Thinning out the herd.

I have to check but this is a 2000 or 2001 Cat. 300cc 4x4. 

1500 miles
Independent suspension all the way around. 
Semi-auto trans....you have to shift but there is no clutch. 
Front mounted Winch
Front and rear racks
All lights work
Runs perfect, everything works, 2x4, 4x4, low range, reverse....etc.
Good tires
All plastic good, no busted stuff.
Small rip in seat that has been repaired.

It is a full size quad. Not a kid quad but it's small enough to muscle around on the trail or flip it back on it's wheels if it goes over. I am 6'4" and it fits me comfortably.

It's a 4 stroke.

Shifter is a heal/toe shifter on the left side.

Right side is the brake for the rear tires.

Handlebar has the brakes for the front and it has a locking device that functions as a park brake.

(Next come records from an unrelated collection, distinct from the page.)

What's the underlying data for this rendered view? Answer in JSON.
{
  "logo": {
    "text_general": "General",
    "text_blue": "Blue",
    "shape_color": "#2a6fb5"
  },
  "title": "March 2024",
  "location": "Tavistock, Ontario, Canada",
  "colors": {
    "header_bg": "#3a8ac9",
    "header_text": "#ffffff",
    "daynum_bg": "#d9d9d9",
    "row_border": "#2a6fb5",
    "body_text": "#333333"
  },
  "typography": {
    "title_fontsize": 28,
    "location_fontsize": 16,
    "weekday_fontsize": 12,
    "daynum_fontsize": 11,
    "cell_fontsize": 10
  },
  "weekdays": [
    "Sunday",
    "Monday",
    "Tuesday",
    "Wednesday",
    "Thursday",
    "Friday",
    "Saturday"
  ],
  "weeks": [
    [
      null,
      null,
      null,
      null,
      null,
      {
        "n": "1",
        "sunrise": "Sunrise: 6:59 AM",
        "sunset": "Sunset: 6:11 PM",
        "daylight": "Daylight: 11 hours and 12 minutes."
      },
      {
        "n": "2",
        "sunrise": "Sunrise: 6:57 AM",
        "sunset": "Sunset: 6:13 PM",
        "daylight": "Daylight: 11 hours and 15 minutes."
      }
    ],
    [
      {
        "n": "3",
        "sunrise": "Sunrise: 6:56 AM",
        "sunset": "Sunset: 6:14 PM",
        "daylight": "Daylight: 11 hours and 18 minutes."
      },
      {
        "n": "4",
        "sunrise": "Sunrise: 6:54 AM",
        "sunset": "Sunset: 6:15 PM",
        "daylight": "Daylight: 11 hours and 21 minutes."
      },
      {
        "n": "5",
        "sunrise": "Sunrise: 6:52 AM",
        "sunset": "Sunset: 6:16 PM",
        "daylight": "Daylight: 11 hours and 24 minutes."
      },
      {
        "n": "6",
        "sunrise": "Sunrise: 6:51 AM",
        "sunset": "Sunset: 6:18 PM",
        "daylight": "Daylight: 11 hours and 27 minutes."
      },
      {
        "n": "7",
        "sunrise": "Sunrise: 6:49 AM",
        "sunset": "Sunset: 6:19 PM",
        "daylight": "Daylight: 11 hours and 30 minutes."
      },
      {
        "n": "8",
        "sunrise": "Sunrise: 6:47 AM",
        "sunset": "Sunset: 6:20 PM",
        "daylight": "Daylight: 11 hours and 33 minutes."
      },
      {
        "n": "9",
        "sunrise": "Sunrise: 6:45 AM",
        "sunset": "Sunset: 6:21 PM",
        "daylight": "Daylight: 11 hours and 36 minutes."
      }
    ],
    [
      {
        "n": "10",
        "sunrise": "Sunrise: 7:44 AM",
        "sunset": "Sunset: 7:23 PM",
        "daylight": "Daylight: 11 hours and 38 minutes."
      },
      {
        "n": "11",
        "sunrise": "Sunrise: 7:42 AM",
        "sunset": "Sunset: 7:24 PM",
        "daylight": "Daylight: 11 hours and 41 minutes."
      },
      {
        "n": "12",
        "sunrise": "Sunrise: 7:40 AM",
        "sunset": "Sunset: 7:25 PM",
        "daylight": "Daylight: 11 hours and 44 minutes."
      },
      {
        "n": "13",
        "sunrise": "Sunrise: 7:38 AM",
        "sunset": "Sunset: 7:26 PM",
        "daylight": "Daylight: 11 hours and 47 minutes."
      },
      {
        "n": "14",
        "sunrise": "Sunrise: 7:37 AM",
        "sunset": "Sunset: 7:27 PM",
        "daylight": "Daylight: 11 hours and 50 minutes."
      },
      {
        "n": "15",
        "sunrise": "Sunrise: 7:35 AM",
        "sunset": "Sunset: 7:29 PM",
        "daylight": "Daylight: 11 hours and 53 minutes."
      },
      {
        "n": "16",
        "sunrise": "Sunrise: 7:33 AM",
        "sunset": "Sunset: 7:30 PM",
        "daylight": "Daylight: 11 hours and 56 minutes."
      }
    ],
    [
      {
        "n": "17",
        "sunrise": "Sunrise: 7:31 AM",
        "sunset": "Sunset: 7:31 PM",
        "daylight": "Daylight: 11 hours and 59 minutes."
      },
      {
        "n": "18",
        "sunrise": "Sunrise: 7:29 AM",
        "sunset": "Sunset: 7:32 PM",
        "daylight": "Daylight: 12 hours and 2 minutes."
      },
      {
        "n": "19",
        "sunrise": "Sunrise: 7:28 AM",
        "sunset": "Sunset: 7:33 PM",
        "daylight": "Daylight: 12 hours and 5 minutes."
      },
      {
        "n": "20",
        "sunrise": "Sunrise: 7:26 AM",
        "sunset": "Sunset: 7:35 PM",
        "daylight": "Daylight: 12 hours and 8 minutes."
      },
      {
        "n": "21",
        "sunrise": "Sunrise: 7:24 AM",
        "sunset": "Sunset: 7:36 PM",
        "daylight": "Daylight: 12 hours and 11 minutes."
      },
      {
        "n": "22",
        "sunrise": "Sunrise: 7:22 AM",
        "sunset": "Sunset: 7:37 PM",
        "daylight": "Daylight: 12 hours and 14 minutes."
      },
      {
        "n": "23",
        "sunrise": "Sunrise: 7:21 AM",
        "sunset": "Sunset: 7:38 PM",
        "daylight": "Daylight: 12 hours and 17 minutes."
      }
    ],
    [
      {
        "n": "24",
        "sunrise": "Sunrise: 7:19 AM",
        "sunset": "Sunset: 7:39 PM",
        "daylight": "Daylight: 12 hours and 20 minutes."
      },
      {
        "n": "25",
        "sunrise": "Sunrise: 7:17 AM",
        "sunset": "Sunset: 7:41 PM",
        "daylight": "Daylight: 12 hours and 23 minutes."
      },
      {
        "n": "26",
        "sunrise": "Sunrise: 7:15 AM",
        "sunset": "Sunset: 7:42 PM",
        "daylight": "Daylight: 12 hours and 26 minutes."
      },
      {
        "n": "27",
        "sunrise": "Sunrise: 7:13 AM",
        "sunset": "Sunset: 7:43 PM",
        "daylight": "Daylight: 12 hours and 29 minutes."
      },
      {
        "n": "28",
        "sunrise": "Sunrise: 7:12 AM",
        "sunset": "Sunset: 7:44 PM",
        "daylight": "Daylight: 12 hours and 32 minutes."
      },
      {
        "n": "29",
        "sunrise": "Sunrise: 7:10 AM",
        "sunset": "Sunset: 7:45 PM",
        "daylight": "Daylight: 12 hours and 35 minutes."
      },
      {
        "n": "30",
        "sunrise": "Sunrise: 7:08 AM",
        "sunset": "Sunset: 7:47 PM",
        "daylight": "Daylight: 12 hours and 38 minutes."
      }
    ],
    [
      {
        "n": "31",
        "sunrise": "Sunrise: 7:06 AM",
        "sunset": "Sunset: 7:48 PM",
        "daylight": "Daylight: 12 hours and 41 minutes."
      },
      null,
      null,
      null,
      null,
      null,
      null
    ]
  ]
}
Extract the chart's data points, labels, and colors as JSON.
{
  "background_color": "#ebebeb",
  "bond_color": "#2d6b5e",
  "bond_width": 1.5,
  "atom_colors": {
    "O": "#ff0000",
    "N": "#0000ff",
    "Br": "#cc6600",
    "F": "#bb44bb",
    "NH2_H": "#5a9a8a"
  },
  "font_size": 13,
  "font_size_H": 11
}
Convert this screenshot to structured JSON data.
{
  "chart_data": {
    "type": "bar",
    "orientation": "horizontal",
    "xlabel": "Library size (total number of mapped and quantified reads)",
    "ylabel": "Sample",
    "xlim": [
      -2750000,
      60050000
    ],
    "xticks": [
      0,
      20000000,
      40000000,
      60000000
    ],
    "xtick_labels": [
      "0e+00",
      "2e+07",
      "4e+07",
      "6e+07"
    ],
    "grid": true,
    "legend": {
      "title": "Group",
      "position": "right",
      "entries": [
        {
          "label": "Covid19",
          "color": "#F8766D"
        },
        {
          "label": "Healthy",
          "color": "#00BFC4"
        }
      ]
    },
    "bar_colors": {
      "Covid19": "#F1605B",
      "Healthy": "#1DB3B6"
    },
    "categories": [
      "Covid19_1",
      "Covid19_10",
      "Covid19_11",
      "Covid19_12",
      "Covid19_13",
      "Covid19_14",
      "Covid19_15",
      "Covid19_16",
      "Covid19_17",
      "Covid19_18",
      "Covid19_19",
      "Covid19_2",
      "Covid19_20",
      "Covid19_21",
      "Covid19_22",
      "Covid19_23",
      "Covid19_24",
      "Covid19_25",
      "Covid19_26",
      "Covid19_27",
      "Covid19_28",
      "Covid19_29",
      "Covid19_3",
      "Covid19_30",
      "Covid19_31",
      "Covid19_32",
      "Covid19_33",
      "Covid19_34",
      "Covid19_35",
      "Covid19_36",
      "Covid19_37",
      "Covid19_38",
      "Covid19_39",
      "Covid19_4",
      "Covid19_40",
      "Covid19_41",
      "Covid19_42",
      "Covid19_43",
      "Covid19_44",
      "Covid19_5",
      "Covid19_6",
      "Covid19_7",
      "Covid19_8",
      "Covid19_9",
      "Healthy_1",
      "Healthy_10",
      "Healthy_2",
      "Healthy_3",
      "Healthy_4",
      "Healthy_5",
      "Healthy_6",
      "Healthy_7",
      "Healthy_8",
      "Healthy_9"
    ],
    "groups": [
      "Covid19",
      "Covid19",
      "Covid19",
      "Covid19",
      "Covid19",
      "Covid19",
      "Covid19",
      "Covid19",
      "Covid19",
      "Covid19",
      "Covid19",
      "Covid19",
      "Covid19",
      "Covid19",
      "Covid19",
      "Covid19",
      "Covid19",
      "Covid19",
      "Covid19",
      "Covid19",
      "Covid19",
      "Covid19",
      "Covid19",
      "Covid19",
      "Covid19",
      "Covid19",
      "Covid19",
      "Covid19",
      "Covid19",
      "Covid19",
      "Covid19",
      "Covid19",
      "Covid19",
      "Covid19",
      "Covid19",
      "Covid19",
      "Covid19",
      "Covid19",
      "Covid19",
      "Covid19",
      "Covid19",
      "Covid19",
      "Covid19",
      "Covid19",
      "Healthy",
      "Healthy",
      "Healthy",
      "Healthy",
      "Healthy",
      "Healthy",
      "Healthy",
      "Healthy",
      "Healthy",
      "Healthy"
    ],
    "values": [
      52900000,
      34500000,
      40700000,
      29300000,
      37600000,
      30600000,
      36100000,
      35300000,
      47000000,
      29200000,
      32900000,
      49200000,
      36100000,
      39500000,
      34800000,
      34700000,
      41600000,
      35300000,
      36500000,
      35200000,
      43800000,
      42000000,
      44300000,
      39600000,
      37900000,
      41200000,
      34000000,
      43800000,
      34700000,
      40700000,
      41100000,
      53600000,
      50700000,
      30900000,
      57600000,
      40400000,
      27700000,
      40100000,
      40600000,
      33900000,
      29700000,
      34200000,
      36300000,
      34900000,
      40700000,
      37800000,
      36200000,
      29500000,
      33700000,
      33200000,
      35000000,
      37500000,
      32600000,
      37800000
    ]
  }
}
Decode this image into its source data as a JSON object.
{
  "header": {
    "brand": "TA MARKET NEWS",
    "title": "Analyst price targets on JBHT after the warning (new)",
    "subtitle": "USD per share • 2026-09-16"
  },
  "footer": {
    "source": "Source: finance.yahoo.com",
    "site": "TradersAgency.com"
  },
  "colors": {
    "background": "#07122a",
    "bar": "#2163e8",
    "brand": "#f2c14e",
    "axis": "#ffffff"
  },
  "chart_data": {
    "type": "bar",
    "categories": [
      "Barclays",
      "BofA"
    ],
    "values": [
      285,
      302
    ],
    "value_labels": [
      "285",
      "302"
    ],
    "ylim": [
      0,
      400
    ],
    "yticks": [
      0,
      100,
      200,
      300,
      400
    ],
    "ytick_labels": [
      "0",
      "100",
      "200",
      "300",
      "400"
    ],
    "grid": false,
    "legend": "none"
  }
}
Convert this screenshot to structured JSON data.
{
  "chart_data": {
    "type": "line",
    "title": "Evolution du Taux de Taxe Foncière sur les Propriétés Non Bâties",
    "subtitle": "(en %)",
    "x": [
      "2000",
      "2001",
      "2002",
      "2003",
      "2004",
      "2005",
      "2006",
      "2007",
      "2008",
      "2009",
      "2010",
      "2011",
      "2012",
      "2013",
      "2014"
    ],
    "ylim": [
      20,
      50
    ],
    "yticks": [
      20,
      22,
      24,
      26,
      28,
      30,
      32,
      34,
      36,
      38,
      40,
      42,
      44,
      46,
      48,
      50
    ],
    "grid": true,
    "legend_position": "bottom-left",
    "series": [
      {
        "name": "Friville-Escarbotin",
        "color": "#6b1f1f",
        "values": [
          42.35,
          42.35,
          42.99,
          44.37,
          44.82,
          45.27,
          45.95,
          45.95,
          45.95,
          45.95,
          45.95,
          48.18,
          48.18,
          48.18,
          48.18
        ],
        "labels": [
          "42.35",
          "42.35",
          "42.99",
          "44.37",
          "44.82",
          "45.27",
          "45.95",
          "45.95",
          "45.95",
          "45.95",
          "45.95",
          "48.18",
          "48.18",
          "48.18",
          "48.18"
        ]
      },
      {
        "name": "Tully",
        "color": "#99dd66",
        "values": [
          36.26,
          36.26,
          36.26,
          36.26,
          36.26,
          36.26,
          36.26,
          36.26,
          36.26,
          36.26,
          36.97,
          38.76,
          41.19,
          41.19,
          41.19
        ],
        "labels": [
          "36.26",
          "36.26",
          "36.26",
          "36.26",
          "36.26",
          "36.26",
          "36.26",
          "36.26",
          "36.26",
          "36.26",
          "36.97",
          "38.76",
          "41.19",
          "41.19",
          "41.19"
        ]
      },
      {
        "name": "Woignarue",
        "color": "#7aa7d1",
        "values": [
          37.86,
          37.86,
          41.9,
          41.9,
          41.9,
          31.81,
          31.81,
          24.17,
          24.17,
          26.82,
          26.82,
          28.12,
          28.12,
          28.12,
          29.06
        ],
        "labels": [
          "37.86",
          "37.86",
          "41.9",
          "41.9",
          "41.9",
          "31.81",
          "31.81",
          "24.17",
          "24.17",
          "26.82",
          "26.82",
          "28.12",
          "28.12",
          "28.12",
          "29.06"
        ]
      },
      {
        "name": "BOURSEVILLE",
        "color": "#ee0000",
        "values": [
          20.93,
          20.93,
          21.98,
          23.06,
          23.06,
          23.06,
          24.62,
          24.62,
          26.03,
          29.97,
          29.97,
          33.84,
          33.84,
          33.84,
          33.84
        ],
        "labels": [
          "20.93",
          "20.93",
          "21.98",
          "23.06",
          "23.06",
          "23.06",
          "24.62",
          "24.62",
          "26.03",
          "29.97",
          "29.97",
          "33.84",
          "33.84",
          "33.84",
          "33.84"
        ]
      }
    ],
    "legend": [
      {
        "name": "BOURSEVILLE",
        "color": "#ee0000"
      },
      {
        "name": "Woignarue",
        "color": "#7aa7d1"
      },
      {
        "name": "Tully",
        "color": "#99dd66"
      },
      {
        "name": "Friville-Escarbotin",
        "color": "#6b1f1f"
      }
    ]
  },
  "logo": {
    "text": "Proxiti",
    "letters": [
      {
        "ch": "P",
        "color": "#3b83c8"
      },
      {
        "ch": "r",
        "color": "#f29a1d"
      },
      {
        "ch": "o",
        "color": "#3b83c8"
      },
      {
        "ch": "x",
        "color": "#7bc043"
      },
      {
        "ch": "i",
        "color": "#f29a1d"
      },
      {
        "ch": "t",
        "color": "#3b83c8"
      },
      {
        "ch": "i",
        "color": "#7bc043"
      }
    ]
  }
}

This is a shaft drive unit. No chains to worry about.

$1400

Willing to travel about a hour to help with transpo.


----------



## SoggyPaws (Jun 10, 2009)

Located in Sault Sainte Marie.


----------



## mike the pike (Mar 11, 2008)

Thats a good price, too bad you arent closer ----that would be a good rig for ice fishing


----------



## FishinJoe (Dec 8, 2003)

Man I wish you were a little bit closer, already have the exact machine and would love a second one. Someone will be extremely happy with this one.


----------



## SoggyPaws (Jun 10, 2009)

mike the pike said:


> Thats a good price, too bad you arent closer ----that would be a good rig for ice fishing


That's one reason that makes me half want to keep it but I really need to weed some stuff out. Might pick up a sled though.


----------



## SoggyPaws (Jun 10, 2009)

Sold


----------